A long history of self-expression
This is not a trend that appeared out of nowhere with social media. The Metropolitan Museum of Art notes that a wide variety of jewelry types, including pendants, were produced in the Hellenistic period. Its collections also show coin jewelry worn predominantly as pendants in Egypt, North Africa and the broader Mediterranean, with that practice extending from the Hellenistic period through Byzantium.
That history explains why pendant curation feels bigger than decoration. The Met’s broader jewelry scholarship describes jewelry as serving social, political and aesthetic roles across time, and that framing fits the current moment neatly. A pendant is not just a charm carrier; it is a portable signal of identity, taste and affiliation.

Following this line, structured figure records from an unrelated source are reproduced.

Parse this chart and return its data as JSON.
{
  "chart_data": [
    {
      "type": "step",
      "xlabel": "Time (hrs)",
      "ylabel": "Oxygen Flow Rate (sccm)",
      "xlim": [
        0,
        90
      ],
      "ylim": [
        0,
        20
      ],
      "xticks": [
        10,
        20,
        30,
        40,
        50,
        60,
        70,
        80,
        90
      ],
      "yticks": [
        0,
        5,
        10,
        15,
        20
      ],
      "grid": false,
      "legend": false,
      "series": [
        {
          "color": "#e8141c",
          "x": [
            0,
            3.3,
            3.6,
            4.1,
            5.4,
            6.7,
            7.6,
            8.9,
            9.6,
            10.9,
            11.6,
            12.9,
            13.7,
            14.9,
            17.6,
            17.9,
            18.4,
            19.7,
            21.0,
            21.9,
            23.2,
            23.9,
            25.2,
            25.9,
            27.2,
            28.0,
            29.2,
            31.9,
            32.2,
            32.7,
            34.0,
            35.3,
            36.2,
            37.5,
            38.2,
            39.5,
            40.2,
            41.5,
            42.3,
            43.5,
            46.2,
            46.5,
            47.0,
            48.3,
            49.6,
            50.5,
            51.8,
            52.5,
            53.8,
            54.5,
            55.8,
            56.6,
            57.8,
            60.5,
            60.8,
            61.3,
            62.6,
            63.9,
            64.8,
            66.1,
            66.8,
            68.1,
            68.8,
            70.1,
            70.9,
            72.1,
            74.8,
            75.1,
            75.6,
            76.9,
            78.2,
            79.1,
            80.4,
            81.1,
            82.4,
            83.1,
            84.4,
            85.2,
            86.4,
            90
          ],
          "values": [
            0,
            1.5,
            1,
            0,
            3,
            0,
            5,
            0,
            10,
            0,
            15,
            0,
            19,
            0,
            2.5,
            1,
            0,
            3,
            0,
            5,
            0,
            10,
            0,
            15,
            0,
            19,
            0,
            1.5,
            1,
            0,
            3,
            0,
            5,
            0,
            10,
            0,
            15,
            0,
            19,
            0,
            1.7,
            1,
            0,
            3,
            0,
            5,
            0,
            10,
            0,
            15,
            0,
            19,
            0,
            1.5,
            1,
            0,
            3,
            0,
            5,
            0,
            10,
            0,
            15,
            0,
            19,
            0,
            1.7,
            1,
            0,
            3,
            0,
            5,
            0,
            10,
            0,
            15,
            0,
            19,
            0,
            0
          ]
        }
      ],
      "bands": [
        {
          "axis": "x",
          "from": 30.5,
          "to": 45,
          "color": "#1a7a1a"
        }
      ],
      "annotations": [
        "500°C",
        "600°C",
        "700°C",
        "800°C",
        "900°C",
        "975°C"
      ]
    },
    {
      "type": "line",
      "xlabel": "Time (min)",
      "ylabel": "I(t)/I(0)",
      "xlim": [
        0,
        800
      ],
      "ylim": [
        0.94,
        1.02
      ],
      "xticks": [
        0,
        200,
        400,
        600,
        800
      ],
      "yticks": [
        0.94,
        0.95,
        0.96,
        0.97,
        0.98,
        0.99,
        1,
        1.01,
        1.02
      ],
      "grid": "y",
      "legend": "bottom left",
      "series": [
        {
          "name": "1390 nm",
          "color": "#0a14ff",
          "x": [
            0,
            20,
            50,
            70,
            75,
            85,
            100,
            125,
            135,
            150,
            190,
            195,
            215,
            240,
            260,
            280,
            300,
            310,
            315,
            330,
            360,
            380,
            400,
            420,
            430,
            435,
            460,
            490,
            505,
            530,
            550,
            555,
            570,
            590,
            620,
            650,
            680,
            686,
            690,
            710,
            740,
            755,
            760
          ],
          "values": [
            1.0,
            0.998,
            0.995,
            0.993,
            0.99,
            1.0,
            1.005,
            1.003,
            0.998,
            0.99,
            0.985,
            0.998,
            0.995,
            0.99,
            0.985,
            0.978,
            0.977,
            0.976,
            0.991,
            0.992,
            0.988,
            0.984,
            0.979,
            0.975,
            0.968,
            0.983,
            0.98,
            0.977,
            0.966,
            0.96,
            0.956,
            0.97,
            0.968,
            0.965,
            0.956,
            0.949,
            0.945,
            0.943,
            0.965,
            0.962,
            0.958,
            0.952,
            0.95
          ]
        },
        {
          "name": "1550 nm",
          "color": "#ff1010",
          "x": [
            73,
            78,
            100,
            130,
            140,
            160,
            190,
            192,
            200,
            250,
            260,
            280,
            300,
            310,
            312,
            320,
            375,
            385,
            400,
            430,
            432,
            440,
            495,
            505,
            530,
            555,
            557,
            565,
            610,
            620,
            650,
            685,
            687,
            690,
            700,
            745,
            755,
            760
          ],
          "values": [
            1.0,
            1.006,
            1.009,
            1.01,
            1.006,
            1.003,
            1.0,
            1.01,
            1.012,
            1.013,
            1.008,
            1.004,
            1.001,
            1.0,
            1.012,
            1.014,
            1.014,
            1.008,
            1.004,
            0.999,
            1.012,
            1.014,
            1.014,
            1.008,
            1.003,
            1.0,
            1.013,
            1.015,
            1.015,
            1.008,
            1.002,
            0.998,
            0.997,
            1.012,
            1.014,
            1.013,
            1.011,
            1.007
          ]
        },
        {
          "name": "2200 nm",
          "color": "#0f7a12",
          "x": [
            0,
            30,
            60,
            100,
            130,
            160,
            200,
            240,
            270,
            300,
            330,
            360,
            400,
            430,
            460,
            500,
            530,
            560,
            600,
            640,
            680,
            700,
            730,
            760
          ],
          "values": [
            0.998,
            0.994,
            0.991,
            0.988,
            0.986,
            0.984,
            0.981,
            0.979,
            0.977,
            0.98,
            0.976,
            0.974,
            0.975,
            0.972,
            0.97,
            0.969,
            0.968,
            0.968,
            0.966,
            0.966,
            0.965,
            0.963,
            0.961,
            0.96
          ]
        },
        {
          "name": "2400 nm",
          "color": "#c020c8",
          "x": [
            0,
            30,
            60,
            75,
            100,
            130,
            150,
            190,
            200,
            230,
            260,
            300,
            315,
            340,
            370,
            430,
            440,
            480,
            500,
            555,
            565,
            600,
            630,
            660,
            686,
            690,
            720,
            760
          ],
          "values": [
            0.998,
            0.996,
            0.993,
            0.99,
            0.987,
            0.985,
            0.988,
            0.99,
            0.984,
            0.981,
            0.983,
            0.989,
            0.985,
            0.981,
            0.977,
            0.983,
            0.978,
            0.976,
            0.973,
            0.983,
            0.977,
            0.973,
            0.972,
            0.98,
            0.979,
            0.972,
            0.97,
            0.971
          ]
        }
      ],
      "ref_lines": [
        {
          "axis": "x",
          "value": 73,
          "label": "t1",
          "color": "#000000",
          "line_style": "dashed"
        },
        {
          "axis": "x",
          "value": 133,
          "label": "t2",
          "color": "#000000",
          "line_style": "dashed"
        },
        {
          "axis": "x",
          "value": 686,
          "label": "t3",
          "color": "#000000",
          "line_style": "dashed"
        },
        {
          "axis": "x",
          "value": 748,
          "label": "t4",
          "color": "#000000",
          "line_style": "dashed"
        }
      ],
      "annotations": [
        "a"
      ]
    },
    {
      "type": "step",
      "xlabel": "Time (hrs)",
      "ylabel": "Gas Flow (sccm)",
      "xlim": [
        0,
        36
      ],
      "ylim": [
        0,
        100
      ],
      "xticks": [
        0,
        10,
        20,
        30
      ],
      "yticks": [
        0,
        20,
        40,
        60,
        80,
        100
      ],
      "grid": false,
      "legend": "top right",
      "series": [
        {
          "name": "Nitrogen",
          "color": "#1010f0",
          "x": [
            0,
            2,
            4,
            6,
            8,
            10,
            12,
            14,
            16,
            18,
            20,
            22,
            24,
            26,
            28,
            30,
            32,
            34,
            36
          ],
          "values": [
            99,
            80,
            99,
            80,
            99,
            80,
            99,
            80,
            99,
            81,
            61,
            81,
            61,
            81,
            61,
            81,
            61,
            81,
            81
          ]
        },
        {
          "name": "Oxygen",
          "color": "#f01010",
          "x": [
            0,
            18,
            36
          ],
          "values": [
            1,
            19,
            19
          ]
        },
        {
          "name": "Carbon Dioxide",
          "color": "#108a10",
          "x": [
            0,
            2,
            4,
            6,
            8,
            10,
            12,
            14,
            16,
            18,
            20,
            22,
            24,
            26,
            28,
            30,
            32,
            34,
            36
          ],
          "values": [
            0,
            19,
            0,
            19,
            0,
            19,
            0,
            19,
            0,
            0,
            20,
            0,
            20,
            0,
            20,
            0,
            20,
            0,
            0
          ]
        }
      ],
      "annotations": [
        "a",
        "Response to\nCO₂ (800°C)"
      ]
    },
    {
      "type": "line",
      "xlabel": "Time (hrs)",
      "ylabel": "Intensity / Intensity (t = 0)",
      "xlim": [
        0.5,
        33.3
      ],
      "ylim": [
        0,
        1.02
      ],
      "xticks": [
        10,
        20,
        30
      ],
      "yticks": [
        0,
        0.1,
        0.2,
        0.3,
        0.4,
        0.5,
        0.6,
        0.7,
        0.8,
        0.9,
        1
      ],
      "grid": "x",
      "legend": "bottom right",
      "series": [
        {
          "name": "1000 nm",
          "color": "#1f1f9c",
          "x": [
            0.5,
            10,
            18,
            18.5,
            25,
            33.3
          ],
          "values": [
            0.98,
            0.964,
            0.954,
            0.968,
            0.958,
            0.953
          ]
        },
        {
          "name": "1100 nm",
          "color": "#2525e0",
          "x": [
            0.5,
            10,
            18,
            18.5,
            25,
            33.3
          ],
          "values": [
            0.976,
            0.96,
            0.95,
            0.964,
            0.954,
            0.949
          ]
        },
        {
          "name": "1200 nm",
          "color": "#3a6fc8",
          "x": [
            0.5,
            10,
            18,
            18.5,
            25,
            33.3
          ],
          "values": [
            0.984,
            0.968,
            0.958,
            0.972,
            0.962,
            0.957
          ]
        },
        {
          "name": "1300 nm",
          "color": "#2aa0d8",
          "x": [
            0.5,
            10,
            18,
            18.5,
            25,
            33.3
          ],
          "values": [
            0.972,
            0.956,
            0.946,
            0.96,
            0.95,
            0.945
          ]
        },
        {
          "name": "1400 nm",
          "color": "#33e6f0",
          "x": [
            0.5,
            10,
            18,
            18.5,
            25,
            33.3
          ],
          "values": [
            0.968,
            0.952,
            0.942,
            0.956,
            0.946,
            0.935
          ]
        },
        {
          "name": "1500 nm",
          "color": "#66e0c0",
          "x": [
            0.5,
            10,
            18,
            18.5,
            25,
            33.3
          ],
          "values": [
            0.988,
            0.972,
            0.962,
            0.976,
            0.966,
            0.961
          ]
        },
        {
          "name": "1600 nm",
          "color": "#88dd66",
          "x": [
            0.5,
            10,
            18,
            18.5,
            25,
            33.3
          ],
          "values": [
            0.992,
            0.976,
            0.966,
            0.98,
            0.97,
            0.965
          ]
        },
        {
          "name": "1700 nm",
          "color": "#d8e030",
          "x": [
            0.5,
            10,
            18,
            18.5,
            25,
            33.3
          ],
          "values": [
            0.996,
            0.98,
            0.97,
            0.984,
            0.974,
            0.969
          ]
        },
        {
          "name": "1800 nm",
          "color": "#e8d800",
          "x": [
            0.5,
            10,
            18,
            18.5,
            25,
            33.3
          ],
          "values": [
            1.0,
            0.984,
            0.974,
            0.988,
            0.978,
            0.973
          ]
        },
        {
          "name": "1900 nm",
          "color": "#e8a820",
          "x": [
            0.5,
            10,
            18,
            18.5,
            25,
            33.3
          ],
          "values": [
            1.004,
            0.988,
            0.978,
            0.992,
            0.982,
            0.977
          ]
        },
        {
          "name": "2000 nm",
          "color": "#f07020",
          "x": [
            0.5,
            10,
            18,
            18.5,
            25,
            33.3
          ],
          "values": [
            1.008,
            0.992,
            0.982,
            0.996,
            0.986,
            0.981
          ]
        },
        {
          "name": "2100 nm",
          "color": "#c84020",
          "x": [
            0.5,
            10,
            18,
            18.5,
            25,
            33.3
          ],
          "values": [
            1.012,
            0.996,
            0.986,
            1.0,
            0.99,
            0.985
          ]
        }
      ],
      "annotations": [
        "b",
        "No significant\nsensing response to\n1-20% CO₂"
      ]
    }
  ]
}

What separates a curated necklace from a crowded one
The difference between a current pendant look and an overworked charm stack comes down to restraint. The best pieces have a clear center, a controlled mix of metals and textures, and enough room around the charms for each detail to register. They also sit comfortably at a length that flatters the neckline instead of fighting it.
- Choose one pendant that can lead the composition.
- Keep the charm edit tight enough that each piece still reads individually.
- Look for mixed metals or textural contrast, such as silver touches, beads or cord, to keep the necklace from feeling static.
- Favor 18- or 20-inch chains when you want the pendant to sit in a visible, versatile position.
- Ask where the materials come from and how the piece is made, especially when a brand leans on symbolic language without giving clear details.
That last point matters for any reader who cares about provenance as much as polish. Jewelry built on storytelling should be able to tell a story about materials too, whether that means clear metal content, transparent sourcing or craftsmanship that justifies the price. The most convincing pendant curation is not only beautiful; it is specific.
In the end, the shift away from overloaded charm styling is really a shift toward sharper editing. A single pendant, backed by a carefully chosen few, gives necklace layering a cleaner silhouette and a more personal voice. It is the kind of jewelry logic that feels modern now because it is rooted in something older: the instinct to make meaning visible.
This article was produced by Prism’s automated news system from verified source data, official records, and press releases, then run through automated quality and moderation checks before publishing. The system is built and supervised by the people who set the standards it runs under. Read our full AI policy.